According to MSF, which supports the complex of two-storey buildings, Al-Nao has suffered three direct hits since the war began.
At the hospital gates, a sign reads: "No weapons allowed," but it frequently goes unheeded.
After the RSF stormed the nearby Saudi maternity hospital early in the war, Dr. Ali, who serves as the hospital's director, steeled her nerves and went to the paramilitaries herself.
"I met their field commander and I told him this was a women's hospital, only for them to storm it again the next day with even more fighters," she recalled.
In July 2023, she watched one of her colleagues die when the hospital was bombed.
Eventually the hospital was forced to close its doors after its ceilings collapsed, its equipment was looted and the walls of its delivery rooms were left riddled with bullets.
Dr.

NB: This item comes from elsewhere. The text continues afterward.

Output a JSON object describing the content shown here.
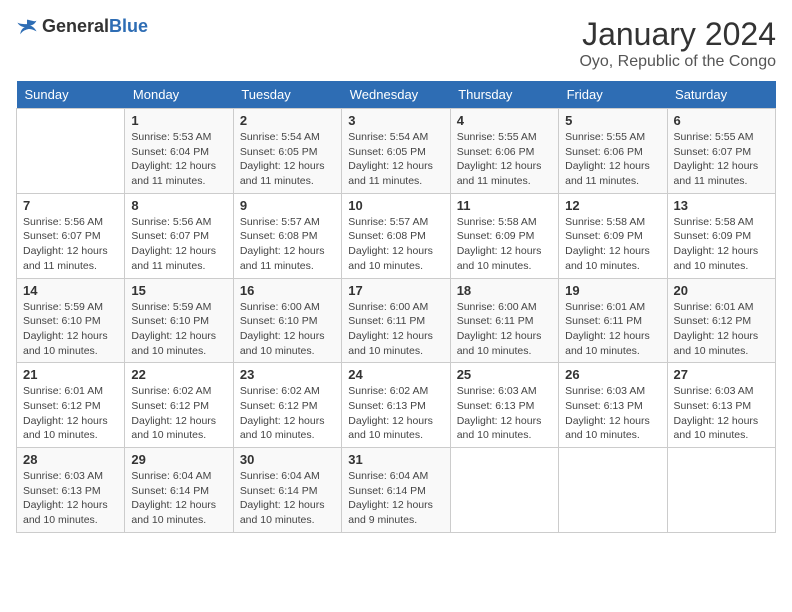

Ali set up mobile clinics and a temporary maternity ward at Al-Nao, until the Saudi hospital partially reopened this month.

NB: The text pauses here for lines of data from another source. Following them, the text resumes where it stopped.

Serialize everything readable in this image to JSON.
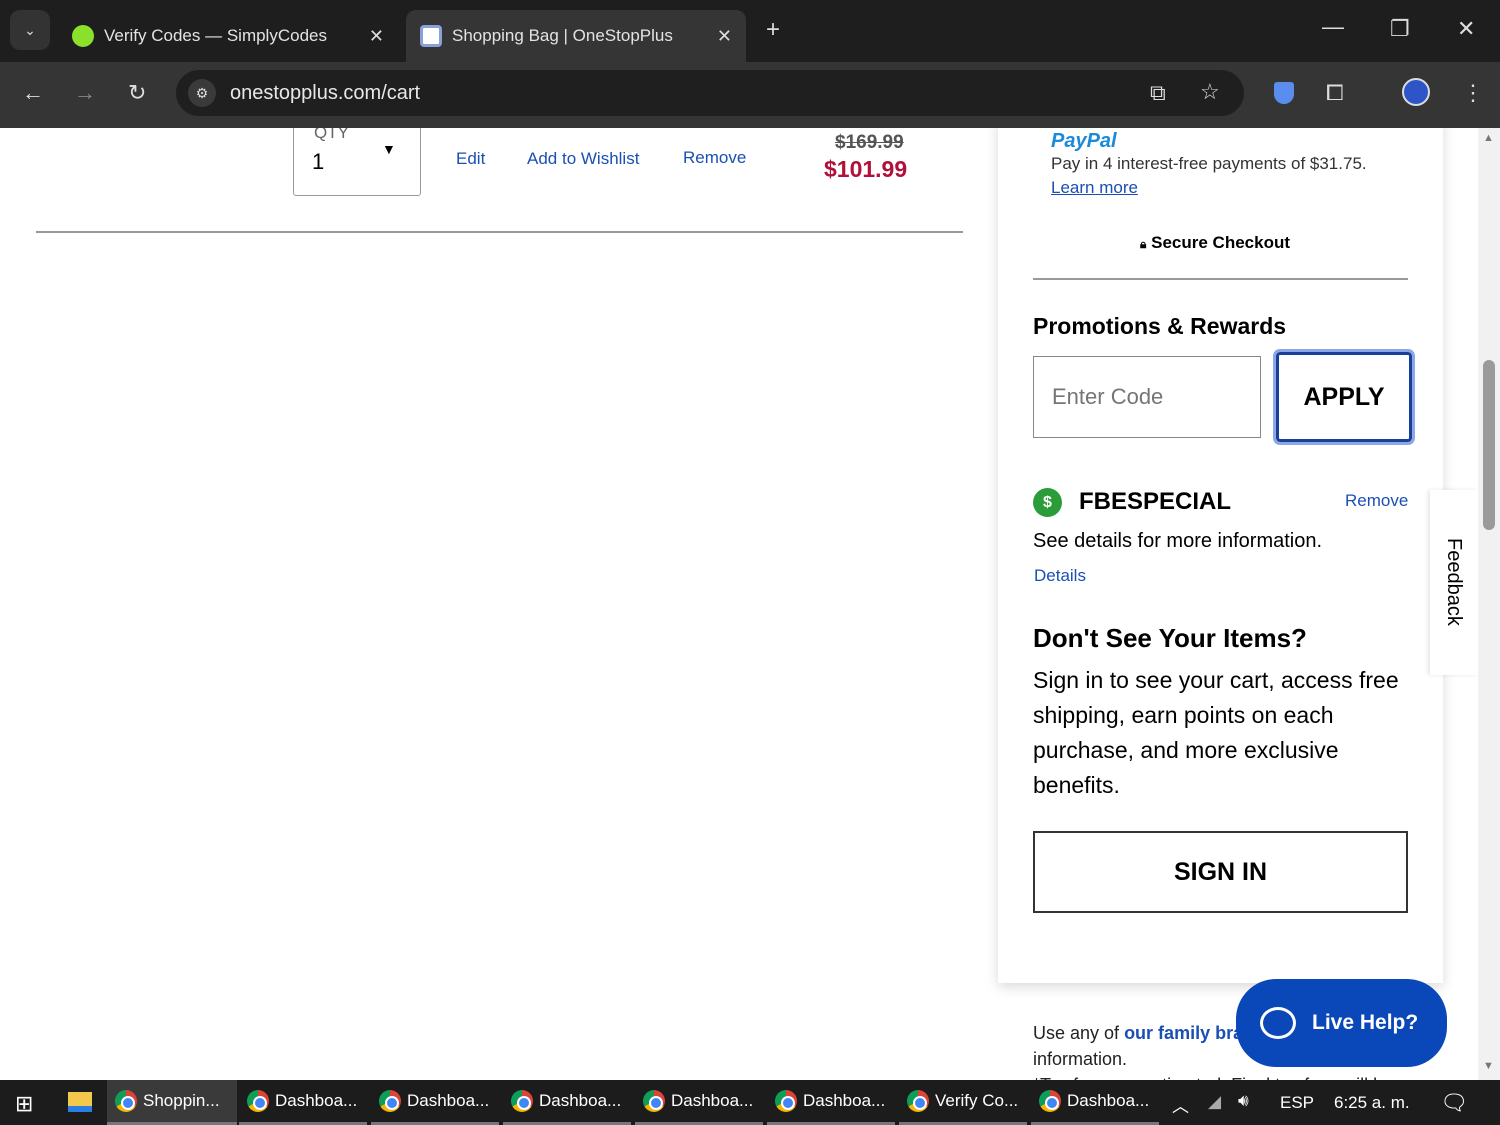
{
  "browser": {
    "tabs": [
      {
        "title": "Verify Codes — SimplyCodes"
      },
      {
        "title": "Shopping Bag | OneStopPlus"
      }
    ],
    "url": "onestopplus.com/cart"
  },
  "item": {
    "qty_label": "QTY",
    "qty_value": "1",
    "edit": "Edit",
    "wishlist": "Add to Wishlist",
    "remove": "Remove",
    "original_price": "$169.99",
    "sale_price": "$101.99"
  },
  "summary": {
    "paypal_brand": "PayPal",
    "paypal_text": "Pay in 4 interest-free payments of $31.75.",
    "learn_more": "Learn more",
    "secure_checkout": "Secure Checkout",
    "promo_heading": "Promotions & Rewards",
    "promo_placeholder": "Enter Code",
    "apply": "APPLY",
    "coupon_code": "FBESPECIAL",
    "coupon_remove": "Remove",
    "coupon_desc": "See details for more information.",
    "details": "Details",
    "signin_heading": "Don't See Your Items?",
    "signin_text": "Sign in to see your cart, access free shipping, earn points on each purchase, and more exclusive benefits.",
    "signin_button": "SIGN IN"
  },
  "footer": {
    "prefix": "Use any of",
    "family_link": "our family bra",
    "line2": "information.",
    "line3": "*Tax fees are estimated. Final tax fees will be"
  },
  "feedback": "Feedback",
  "live_help": "Live Help?",
  "taskbar": {
    "items": [
      "Shoppin...",
      "Dashboa...",
      "Dashboa...",
      "Dashboa...",
      "Dashboa...",
      "Dashboa...",
      "Verify Co...",
      "Dashboa..."
    ],
    "lang": "ESP",
    "time": "6:25 a. m."
  },
  "colors": {
    "accent": "#1a4fb4",
    "sale": "#b0103a",
    "live_help": "#0a47b8"
  }
}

- 'Highlight of my career' -
Since army forces recaptured much of Omdurman in early 2024, a semblance of normality has slowly returned, but hospitals have continued to come under attack.
As recently as February, Al-Nao was rocked by RSF shelling as its exhausted doctors raced to treat dozens of casualties from RSF artillery fire on a crowded market.
Those hospitals which still function have been forced to rely increasingly on the help of volunteers from the local Emergency Response Rooms.
The neighbourhood groups are part of a grassroots aid network delivering frontline aid across Sudan, but are mainly comprised of young Sudanese with few resources.
With no senior physicians left, Dr. Fathia Abdelmajed, a paediatrician for 40 years, has become the "mother" of Al-Buluk hospital.
For years, she treated patients at home in the Bant neighbourhood of Omdurman.
But since November 2023, she has been training teams at the small, overwhelmed hospital, "where hardworking young people were struggling since the start of the war," Abdelmajed told AFP.
She said the work was often harrowing but the honour of serving alongside such dedicated volunteers "has made this the highlight of my career".